The new theater center takes visitors back in time to April 16, 1855 - the day after Lincoln's death. The center displays walls covered with newspaper headlines announcing the president's death and a 34-foot-high book tower that represents roughly 15,000 works written about Lincoln.
Presidential historian Richard Norton Smith, who helped design the center, said the center's mission is to examine how Lincoln has influenced Americans great and small since his death.
Smith said many past U.S. presidents, including Dwight Eisenhower, Franklin Roosevelt and Richard Nixon, all admired Lincoln.
"Presidents in wartime, embattled presidents, unpopular presidents, they all look to Lincoln. He's their patron saint, because no president was more embattled or more unpopular than Lincoln was during his presidency," he said.
Smith and many others strongly believe Lincoln's influence will continue to live on.
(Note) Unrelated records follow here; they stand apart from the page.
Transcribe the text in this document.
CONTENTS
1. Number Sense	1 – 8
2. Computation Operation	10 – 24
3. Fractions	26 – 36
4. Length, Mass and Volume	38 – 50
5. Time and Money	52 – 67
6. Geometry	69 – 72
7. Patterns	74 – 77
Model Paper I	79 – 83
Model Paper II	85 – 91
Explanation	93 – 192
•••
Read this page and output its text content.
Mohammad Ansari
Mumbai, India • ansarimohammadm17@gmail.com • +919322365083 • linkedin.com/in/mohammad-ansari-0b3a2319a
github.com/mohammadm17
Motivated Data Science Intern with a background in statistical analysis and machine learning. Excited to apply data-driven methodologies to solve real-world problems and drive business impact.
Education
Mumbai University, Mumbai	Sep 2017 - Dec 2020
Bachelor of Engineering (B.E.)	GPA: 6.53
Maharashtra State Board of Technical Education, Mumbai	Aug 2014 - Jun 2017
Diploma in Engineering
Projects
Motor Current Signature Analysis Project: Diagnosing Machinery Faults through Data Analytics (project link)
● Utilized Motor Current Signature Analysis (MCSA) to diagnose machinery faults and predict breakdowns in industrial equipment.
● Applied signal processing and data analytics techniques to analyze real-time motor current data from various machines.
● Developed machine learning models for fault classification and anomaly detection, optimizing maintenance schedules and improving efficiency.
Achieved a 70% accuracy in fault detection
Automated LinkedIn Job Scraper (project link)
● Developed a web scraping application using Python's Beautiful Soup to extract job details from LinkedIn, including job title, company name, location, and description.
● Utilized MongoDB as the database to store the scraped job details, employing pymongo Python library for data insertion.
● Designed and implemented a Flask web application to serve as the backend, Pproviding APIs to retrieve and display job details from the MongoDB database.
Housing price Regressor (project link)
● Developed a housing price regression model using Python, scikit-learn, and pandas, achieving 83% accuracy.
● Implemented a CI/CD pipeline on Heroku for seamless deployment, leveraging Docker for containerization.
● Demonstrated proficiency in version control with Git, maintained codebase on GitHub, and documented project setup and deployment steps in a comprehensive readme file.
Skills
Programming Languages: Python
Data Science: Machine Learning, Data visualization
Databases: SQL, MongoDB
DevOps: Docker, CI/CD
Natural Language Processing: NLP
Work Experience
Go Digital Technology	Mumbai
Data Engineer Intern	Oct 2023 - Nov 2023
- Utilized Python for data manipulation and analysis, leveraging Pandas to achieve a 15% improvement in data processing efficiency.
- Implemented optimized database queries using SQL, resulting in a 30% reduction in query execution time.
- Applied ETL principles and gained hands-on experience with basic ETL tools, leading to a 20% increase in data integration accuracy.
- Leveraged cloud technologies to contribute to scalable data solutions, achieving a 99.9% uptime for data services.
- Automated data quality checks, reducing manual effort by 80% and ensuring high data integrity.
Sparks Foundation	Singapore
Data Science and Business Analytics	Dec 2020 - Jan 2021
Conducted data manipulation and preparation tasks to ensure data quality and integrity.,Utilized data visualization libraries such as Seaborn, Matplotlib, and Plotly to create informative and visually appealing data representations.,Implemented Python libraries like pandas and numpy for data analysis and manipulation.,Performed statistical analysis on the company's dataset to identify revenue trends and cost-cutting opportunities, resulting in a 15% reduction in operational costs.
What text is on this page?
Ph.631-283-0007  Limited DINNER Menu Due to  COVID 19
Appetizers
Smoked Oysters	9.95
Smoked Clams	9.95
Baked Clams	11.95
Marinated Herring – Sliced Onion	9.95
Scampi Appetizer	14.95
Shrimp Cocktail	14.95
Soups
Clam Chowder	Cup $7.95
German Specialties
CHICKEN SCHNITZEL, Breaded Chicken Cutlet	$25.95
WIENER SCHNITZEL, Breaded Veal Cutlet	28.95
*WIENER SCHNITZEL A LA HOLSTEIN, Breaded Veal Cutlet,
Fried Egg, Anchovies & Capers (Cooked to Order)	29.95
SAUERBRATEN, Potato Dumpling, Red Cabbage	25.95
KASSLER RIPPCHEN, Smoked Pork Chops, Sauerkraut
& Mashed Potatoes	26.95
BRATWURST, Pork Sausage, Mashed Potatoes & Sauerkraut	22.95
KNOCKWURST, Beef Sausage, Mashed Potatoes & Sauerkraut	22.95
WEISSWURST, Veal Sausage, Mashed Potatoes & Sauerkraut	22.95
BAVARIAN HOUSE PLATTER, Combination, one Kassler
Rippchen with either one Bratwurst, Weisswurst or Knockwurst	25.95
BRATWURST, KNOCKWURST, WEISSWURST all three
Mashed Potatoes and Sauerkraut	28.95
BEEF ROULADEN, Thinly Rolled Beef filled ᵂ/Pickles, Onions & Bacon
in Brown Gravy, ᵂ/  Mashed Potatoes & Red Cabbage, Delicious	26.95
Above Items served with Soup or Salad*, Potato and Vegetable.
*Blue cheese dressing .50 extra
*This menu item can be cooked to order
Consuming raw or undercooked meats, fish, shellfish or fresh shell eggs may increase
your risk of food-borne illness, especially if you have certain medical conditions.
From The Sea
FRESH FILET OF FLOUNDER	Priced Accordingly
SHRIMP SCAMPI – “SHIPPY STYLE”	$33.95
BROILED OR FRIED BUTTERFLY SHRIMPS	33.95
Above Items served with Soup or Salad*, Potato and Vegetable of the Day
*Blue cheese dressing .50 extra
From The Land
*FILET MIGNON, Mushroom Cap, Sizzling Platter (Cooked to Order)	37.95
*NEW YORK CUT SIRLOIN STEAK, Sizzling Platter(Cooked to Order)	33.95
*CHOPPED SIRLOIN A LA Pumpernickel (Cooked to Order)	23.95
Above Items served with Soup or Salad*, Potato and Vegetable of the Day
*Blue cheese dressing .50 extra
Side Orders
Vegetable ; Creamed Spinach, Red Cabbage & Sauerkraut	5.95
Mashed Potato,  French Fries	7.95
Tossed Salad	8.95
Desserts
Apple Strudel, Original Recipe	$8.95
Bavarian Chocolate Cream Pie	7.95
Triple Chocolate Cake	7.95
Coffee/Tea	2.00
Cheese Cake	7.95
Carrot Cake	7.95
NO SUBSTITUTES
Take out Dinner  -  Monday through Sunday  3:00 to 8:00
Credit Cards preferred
"We deliberately wanted an unfinished quality about this museum, about the story that we're telling here, because the one thing we know is the last word about Lincoln will never be written, and the next generation and the generation after that will discover and interpret Lincoln for themselves, just as we have," he said.
Quotes
"You can take away from Lincoln almost anything that you want," - Richard Norton Smith, historian.
"The story didn't end on April 15. In some ways, the story begins, the story of what we want Lincoln to be, which Lincoln are we talking about, the evolution of the posthumous Lincoln," - Richard Norton Smith, historian.
Warm Up Questions
1. Who was Abraham Lincoln?
2. What do you know about him?
3. Are you planning to go see the new movie about Abraham Lincoln?
Discussion Questions
1. Why is President Lincoln an important president?
2. Why are historians so interested in Abraham Lincoln? What about his story is interesting to you?